Na sessão “Modelos de atuação” em casos de violência domestica, que decorreu hoje, 08 de Março direcionada para os militares dos vários comandos territoriais do pais. Em Viana a sessão decorreu numa das salas do Comando Territorial de Viana do Castelo, sito em Rua de Monserrate, e contou com a presença de 33 militares dos vários postos do distrito e foi aberta à Comunicação Social local.

A sessão foi orientada pelo Procurador da República, que deixou alguns conselhos aos militares. “O principal meio de prova é a vítima e por isso temos de recolher com qualidade o depoimento”. Miguel Ângelo Castro manifestava que “temos de conseguir retirar todos os factos para que o sistema de justiça possa avançar sem que a vítima tenha de ser ouvida novamente. O apelo que faço é que entre os órgãos de policia criminal e o ministério público haja um dialogo permanente”.

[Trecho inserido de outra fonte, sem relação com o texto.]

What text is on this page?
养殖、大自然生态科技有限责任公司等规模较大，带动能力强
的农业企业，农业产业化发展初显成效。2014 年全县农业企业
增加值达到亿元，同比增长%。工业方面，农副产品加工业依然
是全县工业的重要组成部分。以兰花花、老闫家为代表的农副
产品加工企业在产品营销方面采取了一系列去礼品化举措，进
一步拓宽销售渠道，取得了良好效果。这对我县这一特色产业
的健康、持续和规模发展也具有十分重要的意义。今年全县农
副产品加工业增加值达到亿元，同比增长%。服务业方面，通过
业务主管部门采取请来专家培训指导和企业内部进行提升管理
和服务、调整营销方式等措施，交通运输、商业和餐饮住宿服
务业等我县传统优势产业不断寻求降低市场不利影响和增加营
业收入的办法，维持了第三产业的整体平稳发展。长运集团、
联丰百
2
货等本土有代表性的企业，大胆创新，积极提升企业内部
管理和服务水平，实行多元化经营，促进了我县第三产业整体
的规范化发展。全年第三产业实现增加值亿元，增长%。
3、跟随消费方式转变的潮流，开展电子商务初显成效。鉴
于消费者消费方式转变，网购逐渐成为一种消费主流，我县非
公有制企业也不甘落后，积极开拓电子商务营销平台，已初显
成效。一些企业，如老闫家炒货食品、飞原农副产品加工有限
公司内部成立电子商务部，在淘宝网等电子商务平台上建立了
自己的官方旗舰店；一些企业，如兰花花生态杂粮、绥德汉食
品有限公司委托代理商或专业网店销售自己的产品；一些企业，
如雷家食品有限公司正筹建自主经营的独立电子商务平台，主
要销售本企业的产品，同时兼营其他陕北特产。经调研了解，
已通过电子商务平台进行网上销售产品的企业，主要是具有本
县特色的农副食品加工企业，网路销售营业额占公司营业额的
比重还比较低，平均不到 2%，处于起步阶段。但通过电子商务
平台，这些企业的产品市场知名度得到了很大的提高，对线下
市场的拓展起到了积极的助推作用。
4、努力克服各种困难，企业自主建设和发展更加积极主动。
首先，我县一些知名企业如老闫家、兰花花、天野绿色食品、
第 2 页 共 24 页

Na opinião daquele responsável, “os órgãos de policia criminal têm de mudar a forma de olhar para estes fenómenos. O ditado entre marido e mulher tem de se meter a colher”. Miguel Ângelo Castro pedia aos policias que não centrem a investigação apenas na vítima. “A investigação da violência domestica não pode começar e acabar na vítima. Existe uma quantidade de pessoas que sabem alguma coisa. Existe um mundo à volta desta vítima que tem de ser investigado. E é aí que temos de imprimir qualidade. Temos de ser exigentes”.

O Procurador da República lembrou que dos 12 casos de mortes de mulheres em casos de violência domestica que aconteceram no país apenas dois tinham sido alvo de investigação. “Das 12 vítimas que tivemos desde Janeiro, uma estava com inquérito a decorrer e uma outra o processo tinha sido arquivado”, esclarece.

Miguel Ângelo Castro pedia “uma intervenção, dentro da lei, mais musculada” para que haja “uma eficácia melhor perante agressores”. O Procurador deixou, no entanto, uma conclusão: “A solução para todos os problemas não está nas policias nem no ministério público. Está na mudança de paradigma da sociedade”.